RSI and MACD Show Mixed Momentum
The Relative Strength Index (RSI) currently stands at 55.27, with the signal line at 53.91. These levels suggest UNI is in a mild uptrend but still within a neutral zone. Since the reading is far from the 70 overbought threshold, it indicates that the token still has room to MOVE without facing immediate overbought pressure.
The Moving Average Convergence Divergence (MACD) line is positioned at 0.45381, staying above the signal line at 0.24445. The histogram remains positive at 0.69826 but shows signs of contraction. This reflects ongoing bullish strength, though weakening momentum hints at reduced buying pressure in the near term.
Uniswap Price Action Shows Trading Resilience
CoinMarketCap 24-hour market data shows that UNI traded between $9.40 and $9.80, edging gradually higher during the session.
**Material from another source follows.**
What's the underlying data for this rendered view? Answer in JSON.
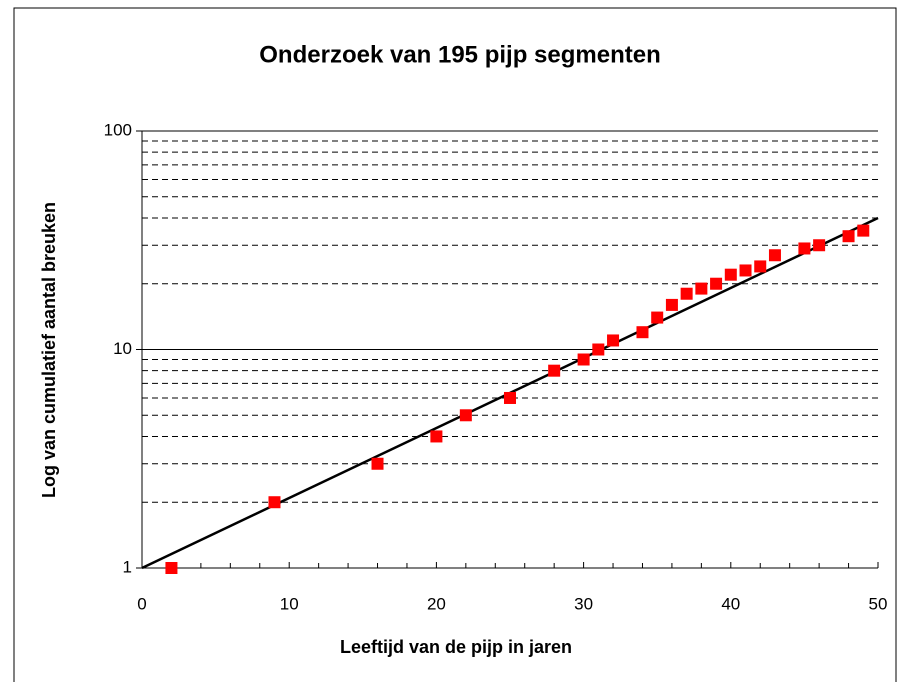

Trading volume of approximately $191.75 million indicates active buyer participation, especially in the latter part of the day, adding support to its gradual uptick. The coin’s market capitalization stands at $6.22 billion, ranking it 24th globally.
Meanwhile, mixed performance is seen in altcoins. UNI gained as much as nearly 1.6% in the past 24 hours but is down by 10.61% on the week, suggesting patchy sentiment across the board.
Overall, UNI must break and hold above $10.06 to gain traction towards the $11.00–$12.00 area. A breakdown below this level can push the token into consolidation in the neighborhood of $8.80 and $7.90, with support above $9.50 still vital to stability and preventing more losses.